A giant snake that transformed from the likeness of a a beautiful woman... I repeat there's some seriously kinky shit going on in TSC. I'd not really thought it through before (other than noting in passing the giant snake and the bondage chair).

I think I need to reread TSC with proper adult eyes wide open!






I think I need an icon of the Baynes illustration of Rillian in the Chair...

Rather different from the 'woman-into-snake' transformation in the latest Potter film. Oh dear, what are we doing to our kids?

LOL! The Bayes illustrations really added to my visualisation of the world and I clearly remember the one you mean...

I have to say that I'm actually very fond of the episodic nature of the book of Voyage of the Dawn Treader (it's my favourite of all the books, in fact!), so if that is preserved in the film (even if only to a certain extent), I suspect it shan't bother me all that much. In fact, I'd probably be more disappointed if it had entirely disappeared!

However, objectively I can see that kind of structure is hard to get right in a movie, and that it may not be to everybody's taste...

Quite simply, films and books are two very different things, and if you adapt a book, you have to change things, sometimes slightly, more often extensively. It's getting the balance right that's the problem, but you will never please both the fans of the original material and the majority (and it is the majority even in the case of LotR and Harry Potter) who haven't read the books and couldn't care about accuracy.

This relates more to the link post, but this is what I came up with in terms of the ur texts for the books:

The Magician's Nephew: Genesis
The Lion, the Witch and the Wardrobe: Crucifixion
The Horse and His Boy: poem, Footprints in the Sand
The Dawn Treader: The Search for the Holy Grail
The Silver Chair: Pilgrim's Progress
The Last Battle: Revelations


Many people have made versions of Arthur, but never successful ones of the grail quest for the point is the search, not the finding.

Though to be fair to Lewis, it was a case with him of "write what you know." He didn't sent out to write Christian allegory - at least, he says he didn't and we should give him the benefit of the doubt.

As for The Voyage of the Dawn Treader, it is only a Grail quest if you take it from Reepicheep's point of view. Might I suggest Brenden's voyages as another possible source, and also the Odyssey.

Oh, I don't know. Parsifal? Le Morte d'Arthur,/i>?
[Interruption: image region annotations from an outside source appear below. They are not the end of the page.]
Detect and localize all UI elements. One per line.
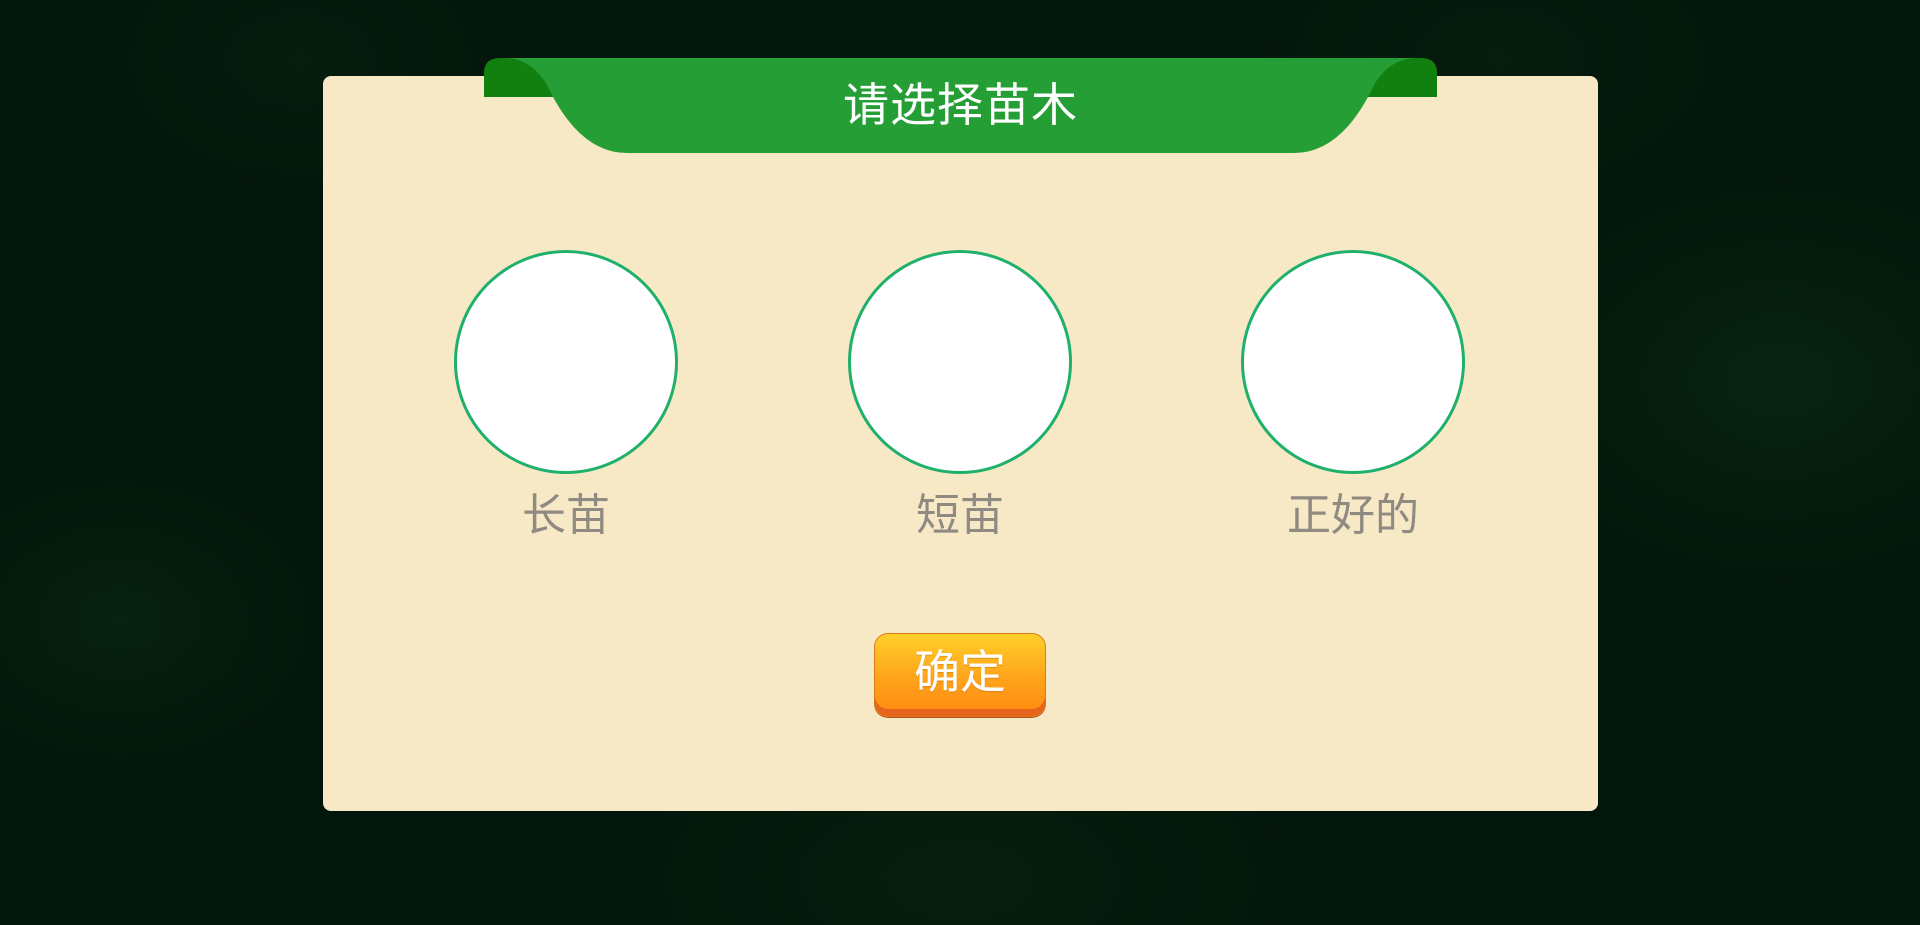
option-label: 短苗 <box>916 490 1004 541</box>
dialog-title: 请选择苗木 <box>843 78 1078 132</box>
option-label: 长苗 <box>522 490 610 541</box>
option-label: 正好的 <box>1287 490 1419 541</box>
option-just-right-seedling[interactable]: 正好的 <box>1241 250 1465 544</box>
option-long-seedling[interactable]: 长苗 <box>454 250 678 544</box>
option-short-seedling[interactable]: 短苗 <box>848 250 1072 544</box>
confirm-button[interactable]: 确定 <box>874 633 1046 717</box>
option-image-circle[interactable] <box>454 250 678 474</box>
option-image-circle[interactable] <box>1241 250 1465 474</box>
title-banner: 请选择苗木 <box>484 57 1437 153</box>
option-image-circle[interactable] <box>848 250 1072 474</box>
I may not have been explicit enough. I meant movies.

As it happens I adored vdt as a kid and still like it despite the winceworthy politics, but process fascinates me. Hence joining the Quakers

And I always thought it as reepicheep's story.

I've always thought of it as Eustace's story, particularly in view of the Lewis/Tolkien contention that fantasies are the adventures of a man (meaning human, in this case) in fairyland.
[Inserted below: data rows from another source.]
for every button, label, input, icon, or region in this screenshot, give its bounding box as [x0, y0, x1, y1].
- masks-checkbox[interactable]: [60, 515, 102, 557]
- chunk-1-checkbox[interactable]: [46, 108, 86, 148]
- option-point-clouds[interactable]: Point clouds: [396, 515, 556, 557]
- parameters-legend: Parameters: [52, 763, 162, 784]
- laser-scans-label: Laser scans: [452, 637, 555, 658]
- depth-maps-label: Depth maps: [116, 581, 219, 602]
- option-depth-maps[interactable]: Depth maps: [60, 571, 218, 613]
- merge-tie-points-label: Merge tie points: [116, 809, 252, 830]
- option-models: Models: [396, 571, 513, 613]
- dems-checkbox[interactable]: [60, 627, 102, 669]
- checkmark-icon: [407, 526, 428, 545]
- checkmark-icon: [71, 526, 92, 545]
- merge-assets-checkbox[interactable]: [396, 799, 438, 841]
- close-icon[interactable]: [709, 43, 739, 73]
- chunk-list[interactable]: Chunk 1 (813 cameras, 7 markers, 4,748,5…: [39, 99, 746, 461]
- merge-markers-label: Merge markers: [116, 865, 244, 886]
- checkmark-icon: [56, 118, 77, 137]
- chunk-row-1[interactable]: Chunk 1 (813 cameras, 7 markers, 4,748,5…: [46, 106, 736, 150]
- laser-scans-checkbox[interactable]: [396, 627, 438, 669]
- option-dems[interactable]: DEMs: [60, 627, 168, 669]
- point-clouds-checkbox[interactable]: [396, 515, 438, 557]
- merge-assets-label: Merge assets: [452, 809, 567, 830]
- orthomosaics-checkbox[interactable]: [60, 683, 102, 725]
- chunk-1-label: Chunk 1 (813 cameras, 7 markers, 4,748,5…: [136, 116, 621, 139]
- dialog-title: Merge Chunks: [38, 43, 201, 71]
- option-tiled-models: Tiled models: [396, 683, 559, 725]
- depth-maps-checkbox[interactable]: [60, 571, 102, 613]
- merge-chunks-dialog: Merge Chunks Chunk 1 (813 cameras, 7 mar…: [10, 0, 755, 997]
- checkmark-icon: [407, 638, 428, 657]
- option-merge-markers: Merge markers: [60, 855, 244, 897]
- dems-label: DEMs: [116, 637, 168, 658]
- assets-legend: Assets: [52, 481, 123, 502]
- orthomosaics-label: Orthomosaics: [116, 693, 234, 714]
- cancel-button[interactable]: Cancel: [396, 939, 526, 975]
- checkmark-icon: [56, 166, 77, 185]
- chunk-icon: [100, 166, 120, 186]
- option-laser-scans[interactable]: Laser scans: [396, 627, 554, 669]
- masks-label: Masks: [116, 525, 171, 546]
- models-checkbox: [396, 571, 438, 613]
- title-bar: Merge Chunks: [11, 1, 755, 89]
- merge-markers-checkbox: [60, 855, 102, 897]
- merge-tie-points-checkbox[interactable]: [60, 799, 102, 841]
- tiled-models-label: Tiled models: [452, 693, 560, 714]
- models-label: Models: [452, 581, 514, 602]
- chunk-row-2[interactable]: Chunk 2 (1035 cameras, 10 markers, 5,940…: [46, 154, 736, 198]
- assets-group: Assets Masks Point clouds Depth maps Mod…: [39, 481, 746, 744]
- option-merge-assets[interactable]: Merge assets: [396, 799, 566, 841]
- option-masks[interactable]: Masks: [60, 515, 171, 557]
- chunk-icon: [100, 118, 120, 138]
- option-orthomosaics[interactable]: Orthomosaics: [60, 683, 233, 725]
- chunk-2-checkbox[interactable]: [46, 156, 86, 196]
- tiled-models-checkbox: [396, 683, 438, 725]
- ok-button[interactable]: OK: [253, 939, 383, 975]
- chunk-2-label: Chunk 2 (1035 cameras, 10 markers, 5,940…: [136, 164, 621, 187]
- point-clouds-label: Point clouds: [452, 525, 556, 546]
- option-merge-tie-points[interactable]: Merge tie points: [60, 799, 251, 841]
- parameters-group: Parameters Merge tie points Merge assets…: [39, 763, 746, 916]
I'm trying to remember which movies, if any, have attempted the Grail.

Monty Python?

I'm with you and others on The Silver Chair being among the better books in the series. IIRC the BBC production of TSC handled Rillian's release/transformation quite superbly, without any fancy SFX whatsoever. It's the only bit I remember of the only episode I ever saw.

Does Monty Python succeed? Possibly...

Ina reminds me of Indiana Jones and the Last Crusade which is a grail quest, and which I think works.

And a ps,

The Dawn Treader would work fine as a movie if we still shared the values of the movie, but we don't, so its ending lacks emotional punch for us.

I don't agree. Drama has a very different structure to the novel form, particularly allegory. In order to make a good movie, there has to be some sort of linear structure. A series of basically unconnected incidents does not make for good drama. There has to be a theme. In this case, they have gone for "collect the tokens/swords" to link the serial incidents together.

It is why no-one ever makes The Lost World as it was written (a series of incidents.)

And why every single dramatic version of The Man in the Iron Mask has Phillipe take Louis's place, which does not happen in the book. Every single one. This is because Dumas's version (which has other interests) is not as dramatically satisfying. Why bother, the obnoxious Louis is to remain in place.